The Lancet Countdown is an annual review that tracks progress on health and climate change. The publication intends to continue the annual review through 2030.
The U.S. government is scheduled to release its fourth National Climate Assessment (aka, NCA4) Friday afternoon. According to a report from National Public Radio (NPR), which obtained a copy of the report, federal researchers stated that it is “extremely likely” that human activity is the “dominant cause” of global warming.
The NCA4 warns that without major reductions in greenhouse gas emissions, especially carbon dioxide, the increase in the annual average global temperature could reach 9 degrees Fahrenheit relative to pre-industrial temperatures.

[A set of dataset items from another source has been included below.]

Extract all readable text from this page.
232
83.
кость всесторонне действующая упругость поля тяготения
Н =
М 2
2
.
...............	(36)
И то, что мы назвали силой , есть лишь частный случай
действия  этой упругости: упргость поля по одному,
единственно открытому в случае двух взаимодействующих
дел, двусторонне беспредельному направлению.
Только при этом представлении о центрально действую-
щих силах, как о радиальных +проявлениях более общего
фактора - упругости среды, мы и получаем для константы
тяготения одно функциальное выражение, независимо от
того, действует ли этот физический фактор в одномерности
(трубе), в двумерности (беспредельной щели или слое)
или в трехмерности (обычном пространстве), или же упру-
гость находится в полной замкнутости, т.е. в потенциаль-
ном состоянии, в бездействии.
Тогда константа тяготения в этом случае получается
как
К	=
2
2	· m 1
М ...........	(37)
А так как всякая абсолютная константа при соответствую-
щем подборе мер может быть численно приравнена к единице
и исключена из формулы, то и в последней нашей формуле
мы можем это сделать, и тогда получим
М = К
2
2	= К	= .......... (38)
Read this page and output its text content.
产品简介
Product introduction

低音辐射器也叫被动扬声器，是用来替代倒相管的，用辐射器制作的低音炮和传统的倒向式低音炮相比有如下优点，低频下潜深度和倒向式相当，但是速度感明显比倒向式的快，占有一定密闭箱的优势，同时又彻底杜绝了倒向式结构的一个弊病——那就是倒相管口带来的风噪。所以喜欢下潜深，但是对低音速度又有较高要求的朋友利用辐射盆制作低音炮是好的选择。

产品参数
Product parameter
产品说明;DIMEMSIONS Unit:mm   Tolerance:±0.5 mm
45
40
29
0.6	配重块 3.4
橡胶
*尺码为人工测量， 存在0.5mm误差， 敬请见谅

Since 1900, the global average temperature has risen by 1.8 degrees Fahrenheit.
NPR notes that President Trump and many of his cabinet officers “have openly questioned the role humans play in changing the climate.” The Lancet also refers to the president’s announced withdrawal from the Paris climate accords:
Following the US Goverment’s announced intention to withdraw from the Paris Agreement, the global community has demonstrated overwhelming support for enhanced action on climate change, affirming clear political will and ambition to reach the treaty’s targets. … Although progress has been historically slow, there is evidence of a recent turning point, with transitions in sectors that are crucial to public health reorienting towards a low-carbon world. These efforts must be greatly accelerated and sustained in the coming decades to meet the commitments, but recent policy changes and the indicators presented here suggest that the direction of travel is set.
The full Lancet Countdown is available at the journal’s website after free registration. The U.S. report is scheduled for release later today.